Now that “data” is finally having its day, data topics are blooming like jonquils in March. Data management, data governance, data literacy, data strategy, data analytics, data engineering, data mesh, data fabric, data literacy, and don’t forget data littering. In keeping with this theme, I’d like to propose a couple of new data topics not yet widely discussed: data love and data limerence.
If you are reading this article, then you are likely already experiencing data love. Call us data geeks or data freaks, but there’s a growing community of people who enjoy getting our hands dirty with data. We love the challenge of wrangling and wrestling data into useful information and extracting meaning and creating value out of piles of data. Our love of data is what makes us eager to get back to our computers every day with the hope of discovering something new.
For most people including myself, falling in love with data was experiential. I spent most of my early years studying mathematics, which eventually led me to a career in computer science. When I can find the time, I still enjoy programming. Building something and seeing it work is always fulfilling. But in those days, we just didn’t pay much attention to data. It was viewed as a commodity. Even for me at that time it was just a necessary evil to make my precious programs run.
My first real data job was leaving academia to work for a data brokerage company. Even though the data volumes then pale in comparison to today, at that time it seemed massive to me compared to my teaching exercises. I had never thought about processing millions, even billions, of records. I will never forget one day when I was working on a data quality problem with my boss. I was conjecturing about what I thought the problem might be, and he said to me, “John, always look at the data!”

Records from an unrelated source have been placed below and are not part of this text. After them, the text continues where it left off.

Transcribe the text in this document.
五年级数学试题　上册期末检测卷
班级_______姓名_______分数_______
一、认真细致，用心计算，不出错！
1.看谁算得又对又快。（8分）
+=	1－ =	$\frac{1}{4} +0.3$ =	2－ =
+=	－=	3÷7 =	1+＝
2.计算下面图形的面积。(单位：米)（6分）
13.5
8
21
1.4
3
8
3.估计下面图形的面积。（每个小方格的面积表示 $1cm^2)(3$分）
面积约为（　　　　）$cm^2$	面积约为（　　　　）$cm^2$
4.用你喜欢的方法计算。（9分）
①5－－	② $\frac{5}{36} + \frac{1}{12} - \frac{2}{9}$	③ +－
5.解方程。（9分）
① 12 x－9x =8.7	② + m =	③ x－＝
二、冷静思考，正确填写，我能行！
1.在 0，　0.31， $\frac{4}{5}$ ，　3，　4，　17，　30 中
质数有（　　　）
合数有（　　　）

Although this statement may seem obvious, over the years I have found it to be quite a profound insight. Following his advice has helped me navigate through many knotty data quality issues. Whether it is analyzing a data profile, querying a database for a specific value, or just randomly viewing and scrolling through lines and lines of data, understanding what values are really in your dataset is the foundation, the starting point, for any effective use of the data.
However, over the years, I have discovered that in contrast to data love, many people have a different experience that I like to call “data limerence.” Psychologist Dorothy Tennov coined the term “limerence” in the early ’70s to describe an intense infatuation with a romantic partner where the affection may or may not be reciprocated. At its root, the person experiencing limerence has an unrealistic view of the relationship. Unlike a love relationship where the partners see and accept each other as they really are, a person experiencing limerence often imagines the object of his or her affection as perfect in every way. They have an unrealistic view of the relationship, always imagining the other person as feeling the same way, ignoring any signals or warnings to the contrary.

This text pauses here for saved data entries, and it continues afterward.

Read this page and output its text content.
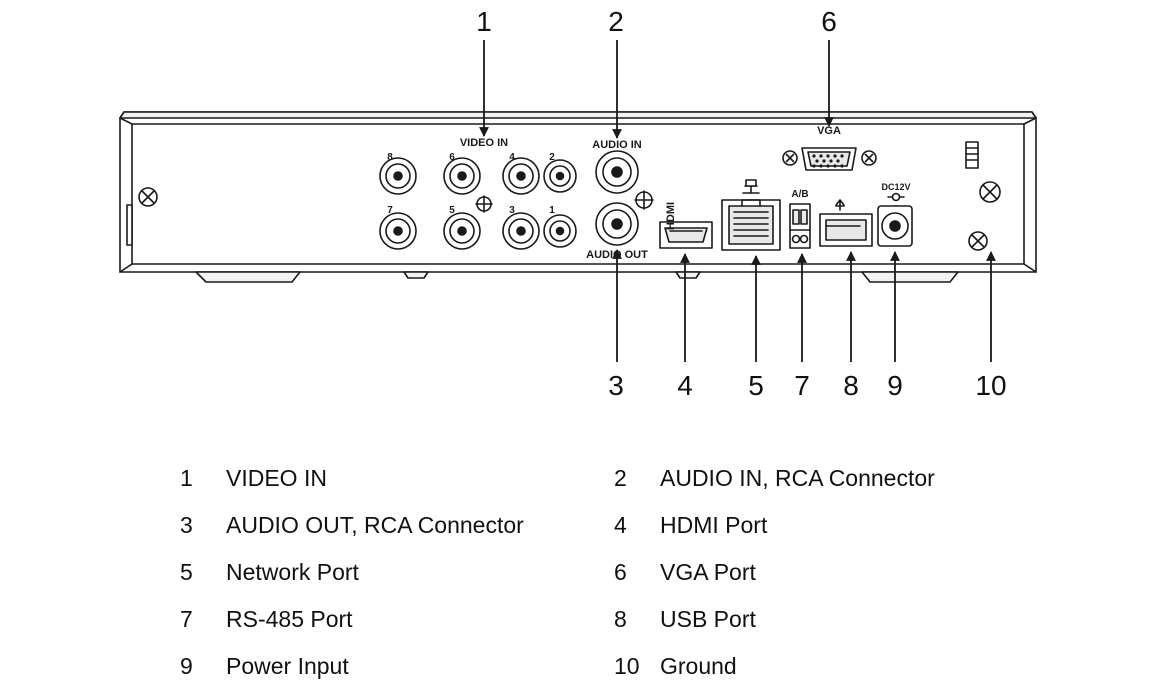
VIDEO IN	AUDIO IN
AUDIO OUT
VGA
A/B
DC12V
HDMI
8	6	4	2
7	5	3	1
1	2	6
3	4	5	7	8	9	10
1	VIDEO IN	2	AUDIO IN, RCA Connector
3	AUDIO OUT, RCA Connector	4	HDMI Port
5	Network Port	6	VGA Port
7	RS-485 Port	8	USB Port
9	Power Input	10 Ground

Over the years, I have met many people who seem to suffer from data limerence. As with romantic limerence, people suffering from data limerence have a mental image of how the data is structured and stored that is not grounded in reality. And like romantic limerence, the data is often imagined to be in perfect conformance with some model or requirements. In many cases, even the model or requirements are imagined, not actually documented. But as we all know, if we take the time to actually look at data, the reality is usually quite different. We are all too familiar with the causes. Data is often not captured correctly, it may be the wrong data, important data is missing, values get misclassified, metadata is missing or incorrect, and even when correctly entered, it immediately begins to decay.
Two groups that seem to me to be more prone to data limerence are business managers and software developers. In the case of managers, this could be more understandable. Perhaps because they have never had the time or the opportunity to even take a quick peek at the data. But most probably it is because their view is that this is someone else’s job. On that note, you might be surprised to know that in my data story, the boss who encouraged me to look at the data was not only quite a data gazer himself, but he was also the CEO of the company!
As technical people, you wouldn’t expect software developers to ever have this condition. The problem is that most programming requirements only describe perfect data. There seems to be an assumption that when the program reads data, each input will satisfy all data requirements. Perhaps the developers assume this will always be done by some pre-processing step that someone else is responsible for. Software requirements rarely address how data that does not meet requirements should be detected and handled in a way that does interrupt or corrupt the entire process. Some of the most difficult system problems I have encountered in my career were the result of the unanticipated interactions between data and software.
In general, data limerence usually occurs when someone’s view of data relies on a secondary source such as a design document or simply what someone else told them. So, as data lovers, you must educate those suffering from data limerence and help them open their eyes to data reality. Nothing helps the students in our courses at the university more than giving them assignments requiring them to wrangle with large, dirty datasets. Companies could include similar exercises in their data literacy programs. Thomas C. Redman has developed a great example of this. He has a great exercise along these lines, called the Friday Afternoon Measurements (FAM), aimed at managers whose job depends on data. But no matter how you go about it, as my CEO once said, look at the data!